臨戦過程に注目して、いったん前走クラス別というくくりでデータを確認。キングズレインの「前走GⅠ」は【0-0-0-2】で好走例はないが、サンプル不足でなんとも言えないところ。続いて「前走GⅢ・GⅡ」は【6-4-4-21】複勝率40.0%、特に共同通信杯組【4-0-1-2】、弥生賞組【1-0-2-1】などが好調。ここは共同通信杯6着のシーズンリッチがいる。
次点の「前走1勝クラス」【4-4-4-30】を掘り下げよう。その1勝クラスで連対していれば【4-4-4-17】、3着以下なら【0-0-0-13】と明暗が分かれる。さらに、連対したのが「東京コースの1勝クラス」であれば【1-3-1-1】で、複勝率は83.3%に達する。この点からもノッキングポイントが浮上する。
最後にインパクトのあるデータで、キャリア別成績をあげておく。群を抜いていいのが「キャリア2戦馬」の【4-3-2-5】連対率50.0%、複勝率64.3%だが、このうち2戦2勝馬は【3-2-2-0】と全て馬券に絡んでいた。マイネルラウレアの回避により、残念ながら不在。単にキャリア2戦という馬ならアドマイヤイルがいる。
波乱は望み薄か
「1番人気の複勝率90%」「関東馬優勢」「前走東京の1勝クラス連対馬が好成績」「キャリア2戦が吉」などのデータを踏まえた上で、ここからは有力馬の分析に移ろう。
まずは関東馬で前走ホープフルS3着のキングズレイン。好データに合致するのもさることながら、ホープフルSは2番手ドゥラエレーデ、逃げたトップナイフによる前残りの決着に対し、大外を回してただ1頭猛然と追い込んできた。母タッチングスピーチは広いコースでの追い込みで鳴らした馬であり、それに近い適性をもっていそうだ。阪神芝1800mという舞台は合いそうだが、弥生賞を熱発で回避した影響がどの程度あるのか、これが懸念材料となる。
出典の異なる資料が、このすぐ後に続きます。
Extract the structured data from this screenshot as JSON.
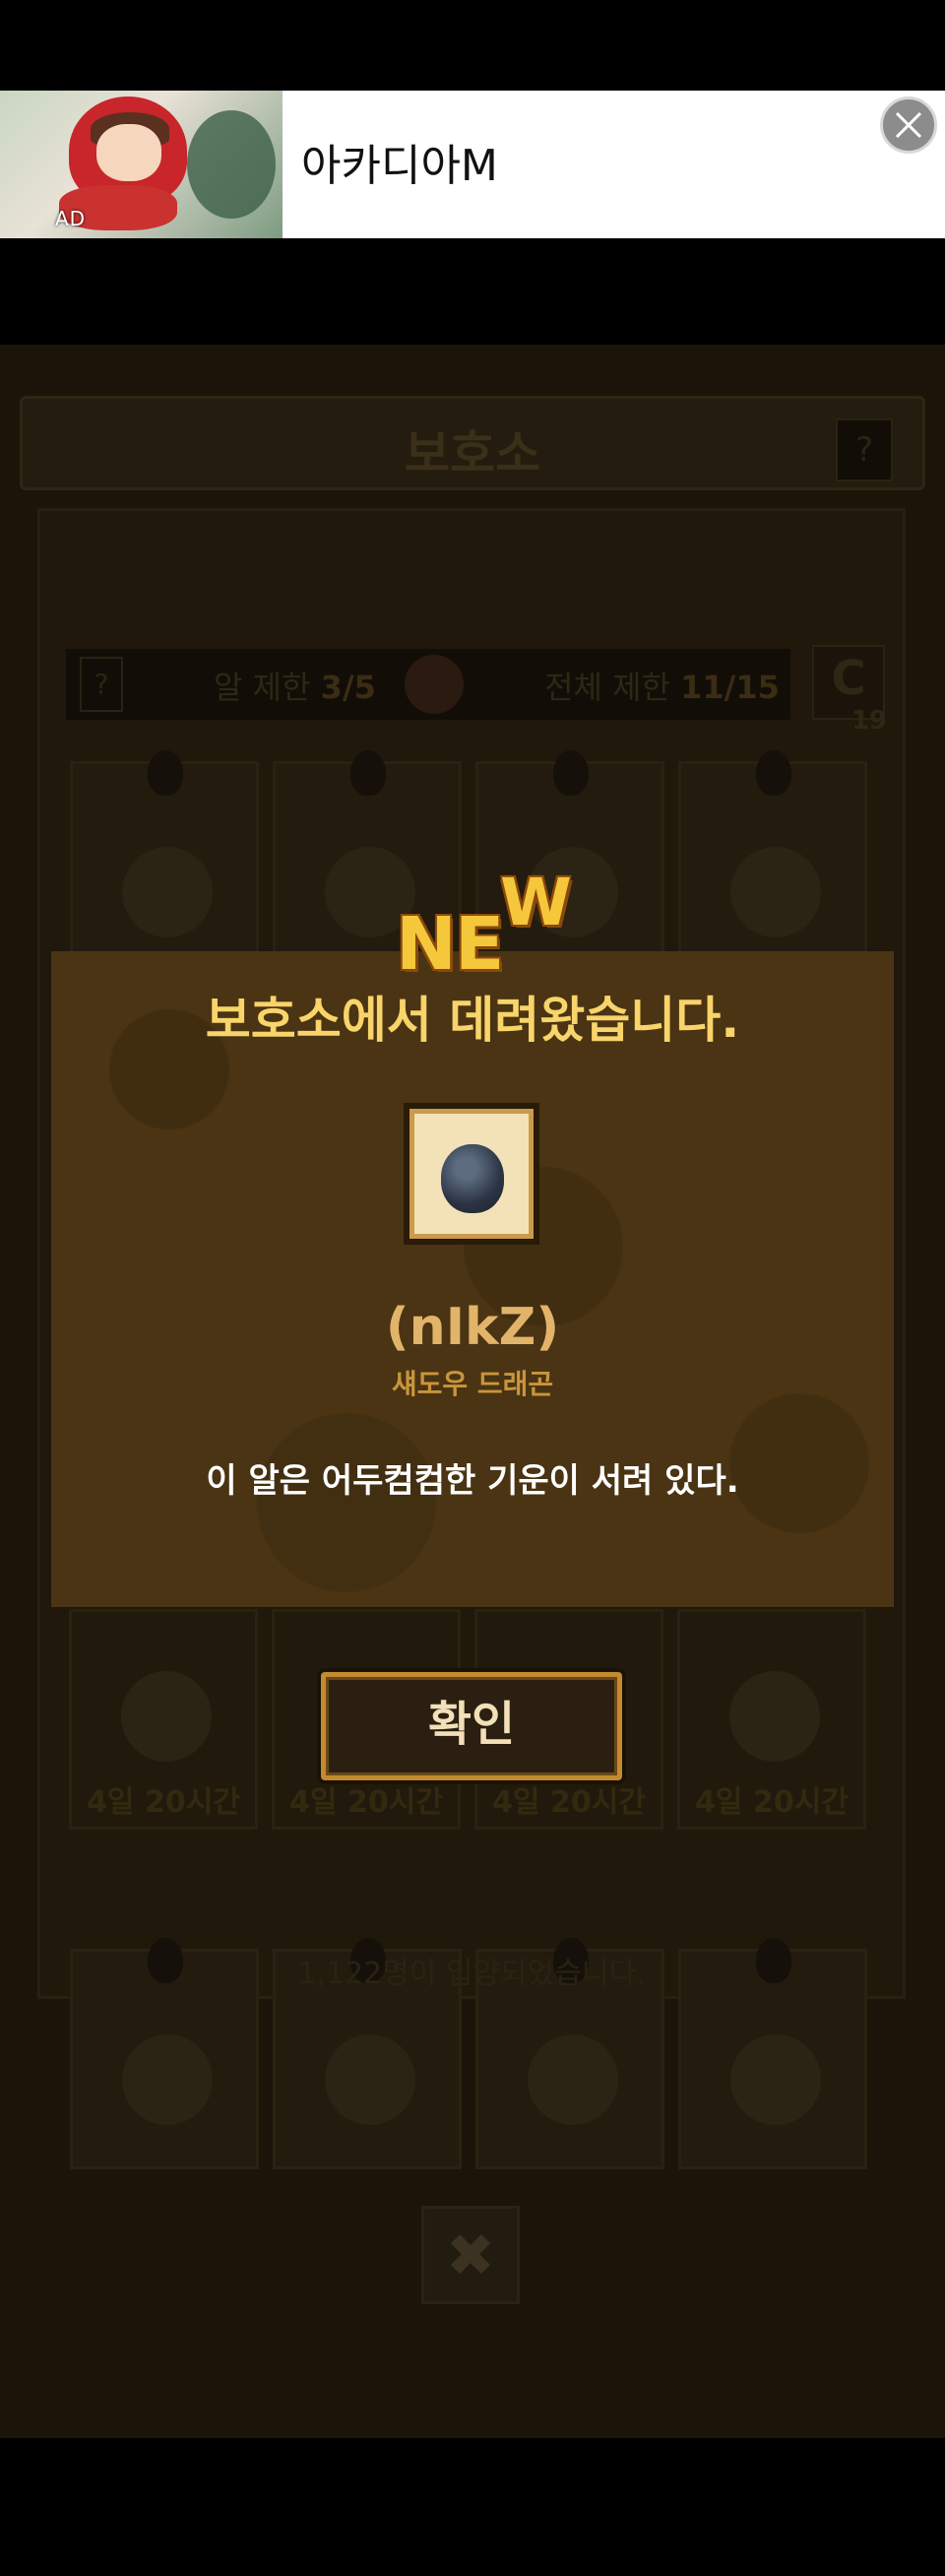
{
  "ad": {
    "label": "AD",
    "title": "아카디아M"
  },
  "game": {
    "title": "보호소",
    "help_label": "?",
    "description": "",
    "limits": {
      "help_label": "?",
      "egg_limit_label": "알 제한",
      "egg_limit_value": "3/5",
      "total_limit_label": "전체 제한",
      "total_limit_value": "11/15"
    },
    "refresh": {
      "icon_text": "C",
      "count": "19"
    },
    "cells": [
      {
        "time": ""
      },
      {
        "time": ""
      },
      {
        "time": ""
      },
      {
        "time": ""
      },
      {
        "time": "4일 20시간"
      },
      {
        "time": "4일 20시간"
      },
      {
        "time": "4일 20시간"
      },
      {
        "time": "4일 20시간"
      },
      {
        "time": ""
      },
      {
        "time": ""
      },
      {
        "time": ""
      },
      {
        "time": ""
      }
    ],
    "footer_text": "1,122명이 입양되었습니다.",
    "close_label": "✖"
  },
  "modal": {
    "badge_ne": "NE",
    "badge_w": "W",
    "title": "보호소에서 데려왔습니다.",
    "dragon_name": "(nIkZ)",
    "dragon_type": "섀도우 드래곤",
    "description": "이 알은 어두컴컴한 기운이 서려 있다.",
    "confirm_label": "확인"
  },
  "colors": {
    "modal_bg": "#4a3413",
    "title_gold": "#f8d46a",
    "accent_orange": "#c48a2f"
  }
}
東京の1勝クラス・芝1600m戦を快勝したノッキングポイントにもいいデータは目白押し。前走で記録した1.32.9という走破タイムは非常に優秀で、3歳2月東京開催までにこれより速く駆け抜けたのはメジャーエンブレム、サリオスの2頭だけ。新馬戦圧勝ののち2、3戦目こそ不可解な負け方だったが、能力を出し切った時のパフォーマンスはGⅠ級といっても過言ではない。配当的な部分も加味して、こちらを筆頭評価としておきたい。
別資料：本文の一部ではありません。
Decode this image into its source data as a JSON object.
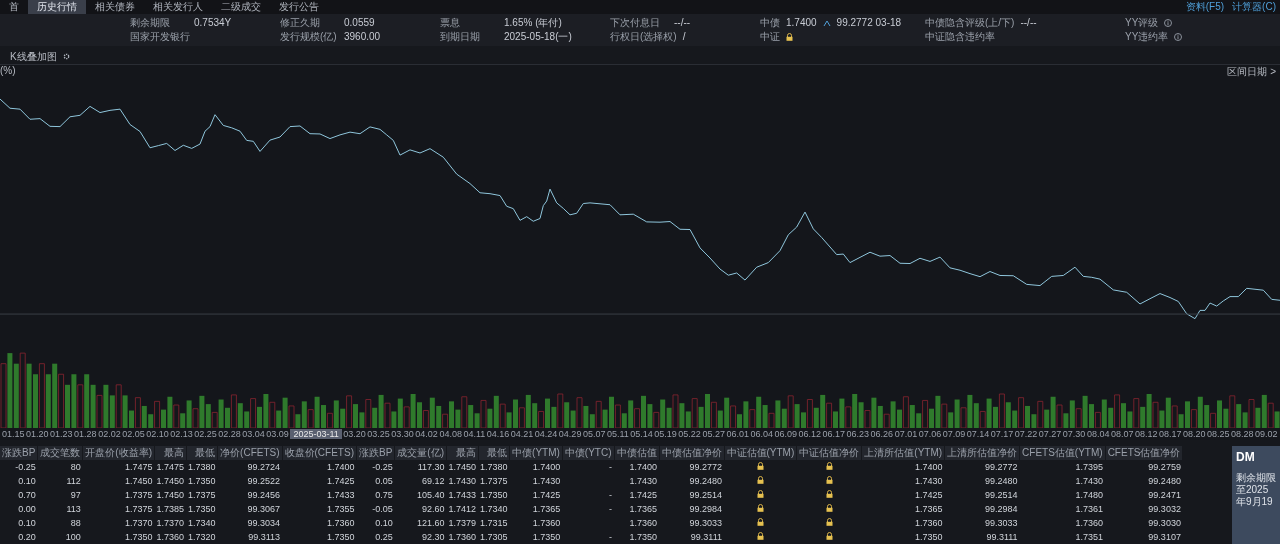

実績上位の2頭がデータ的にも強力で、今年は波乱を望みにくいところ。
共同通信杯組のシーズンリッチは、レース内容的にはスローペースを先行するも直線の追い比べでジリジリと後れをとっての6着。目立つものではなかったが、4着馬のタスティエーラが弥生賞を制したように、近年は共同通信杯>弥生賞>その他3歳重賞というレベル感になることが多い。同じだけ走れば足りるというケースは十分考えられるところ。
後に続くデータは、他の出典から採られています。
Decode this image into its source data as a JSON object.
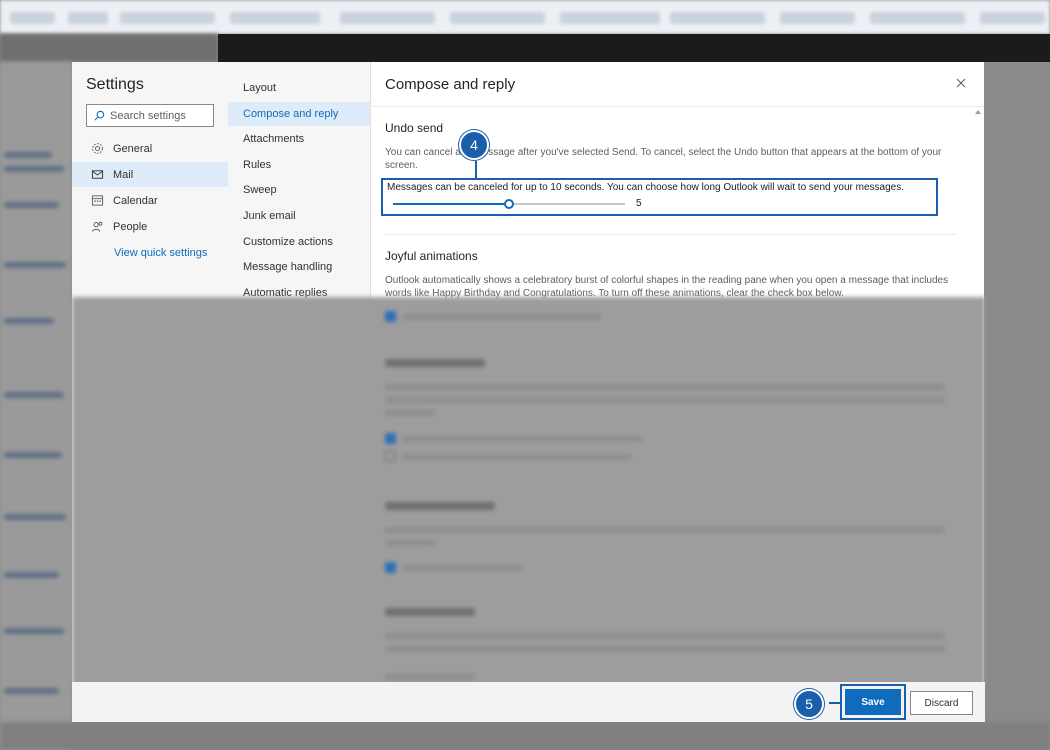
{
  "settings": {
    "title": "Settings",
    "search_placeholder": "Search settings",
    "nav": [
      {
        "label": "General",
        "icon": "gear-icon"
      },
      {
        "label": "Mail",
        "icon": "mail-icon"
      },
      {
        "label": "Calendar",
        "icon": "calendar-icon"
      },
      {
        "label": "People",
        "icon": "people-icon"
      }
    ],
    "active_nav": "Mail",
    "quick_settings": "View quick settings"
  },
  "subnav": {
    "items": [
      "Layout",
      "Compose and reply",
      "Attachments",
      "Rules",
      "Sweep",
      "Junk email",
      "Customize actions",
      "Message handling",
      "Automatic replies"
    ],
    "active": "Compose and reply"
  },
  "main": {
    "title": "Compose and reply",
    "undo": {
      "heading": "Undo send",
      "description": "You can cancel a message after you've selected Send. To cancel, select the Undo button that appears at the bottom of your screen.",
      "desc_line1": "You can cancel a",
      "desc_line1b": "message after you've selected Send. To cancel, select the Undo button that appears at the bottom of your",
      "desc_line2": "screen.",
      "label": "Messages can be canceled for up to 10 seconds. You can choose how long Outlook will wait to send your messages.",
      "slider_value": "5",
      "slider_max": 10
    },
    "joyful": {
      "heading": "Joyful animations",
      "desc_line1": "Outlook automatically shows a celebratory burst of colorful shapes in the reading pane when you open a message that includes",
      "desc_line2": "words like Happy Birthday and Congratulations. To turn off these animations, clear the check box below."
    }
  },
  "callouts": {
    "step4": "4",
    "step5": "5"
  },
  "footer": {
    "save": "Save",
    "discard": "Discard"
  },
  "colors": {
    "accent": "#0f6cbd",
    "callout": "#1b5eab",
    "active_nav_bg": "#deecf9"
  }
}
続いて京成杯2着のオメガリッチマンだが、前走京成杯組は【0-0-0-2】、同様に2着から毎日杯へ転戦した17年ガンサリュートは3番人気7着と敗退。自身のレース内容含め、強調点には欠ける。あとはエマヌエーレか。前走2着はスローの逃げで恵まれた面が多分にあったが、反対にその前2戦は出遅れと大幅体重増でそれぞれ言い訳の効く敗戦でもあった。展開次第で馬券圏内へ再度突入の可能性はある。